Schon die ersten beiden Phasen des Kindeslebens, das ziellose Vegetieren als Säugling und die Kindheit, sind aus Erwachsenenperspektive eine einzige Abfolge von Katastrophen: Einem mehr als würdelosen Dasein als dauerkrakeelendes Etwas und zweibeiniger Scheißebehälter, geprägt von Analphabetentum und Leistungsverweigerung, folgt die Episode des Schnorrens und des frechen Einforderns von Nahrungsmitteln und Waren bis hin zu Luxusartikeln des gehobenen Bedarfs, ohne dass damit zu rechnen wäre, dass jemals eine auch nur minimale Gegenleistung des Kindes erfolgt. Mit »Rabääh« und »Ich will ein Eis« fängt es an, und mit »Fick dich, Alter« und »Ich lass den Keller zum HipHop-Studio umbauen« hört es immer noch nicht auf. Kinder sind vom Stamme Nimm. Ihre Identität, falls es derlei gibt, zementieren sie durch das beständige Aufdrehen ihrer Lautstärke, die fortwährende Ausdehnung ihres Aktionsfeldes und die dreiste Anhäufung sinnlosen Besitzes. Kinder tragen ihre Dummheit freimütig überallhin spazieren, stellen sie bereitwillig ohne jede Scham zur Schau. Sie schlafen, wann es ihnen passt, und fressen, was und wann es ihnen in den Sinn kommt. Ihr Umgang mit Körperpflege und -reinhaltung ist in aller Regel hochgradig nachlässig, sie gehen keiner geregelten Arbeit nach, widmen einen nicht gerade geringen Teil ihrer großzügig bemessenen Freizeit hauptsächlich den Tätigkeiten Herumhängen und Maulaffenfeilhalten, zahlen keine Steuern, stehlen uns wertvolle Lebenszeit, leben auf unsere Kosten, wollen sich unserer Erwachsenenwelt nicht anpassen und sind auch in ökologischer Hinsicht Zeitbomben.

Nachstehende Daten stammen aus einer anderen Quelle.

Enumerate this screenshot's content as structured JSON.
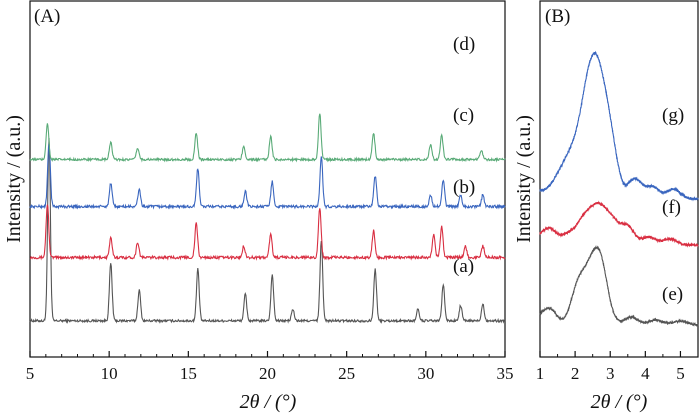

Sprechen wir es ruhig einmal offen aus: Für den Umgang mit Kindern gilt, was für den Krieg gilt. Es gibt nur ein Gesetz: Sie oder wir.

Was also mit ihnen tun? Anders gefragt: Gehören Kinder zu Deutschland? Warum sie weiter durchfüttern? Sind es nicht Kinder, die unser Land durch ihre fortgesetzte mutwillige Untätigkeit ökonomisch schwächen? Sind es nicht Kinder, die rücksichtslos und lauthals brüllend durch unsere längst von zahllosen Hüpfburgen, Kindertrampolinen und anderem Plastikmüll verunstalteten Innenstädte marodieren? Sind es nicht Kinder, die in unseren Parks und Gärten achtlos Blumen und frische Kräuter ausreißen, dort regelmäßig eine kilometerlange Spur übelriechender voller Windeln hinterlassen und uns frech unsere Luft wegatmen? Hand aufs Herz: Lässt sich eine solidarische, gerechte Gesellschaft nicht viel besser ohne sie organisieren? Wäre es nicht an der Zeit, Kinder endlich ein für alle mal unseres Landes zu verweisen?

Andererseits: Wer abwechselnd in die von Selbstgerechtigkeit und tumbem Stolz zerfressenen Gesichtszüge der Eltern und in die ihrer zu kleinen Diktatoren mutierten Zöglinge sieht, fragt sich sofort, wer eigentlich die bemitleidenswerteren Geschöpfe sind, die verbiesterten Eltern oder ihr durch und durch menschenfeindlicher, bösartiger Nachwuchs. Möglicherweise hilft uns bei der Beantwortung dieser Frage ja eine Einschätzung von Karl Kraus, der »die meisten« seiner Mitmenschen »als traurige Folgen einer unterlassenen Fruchtabtreibung« betrachtete.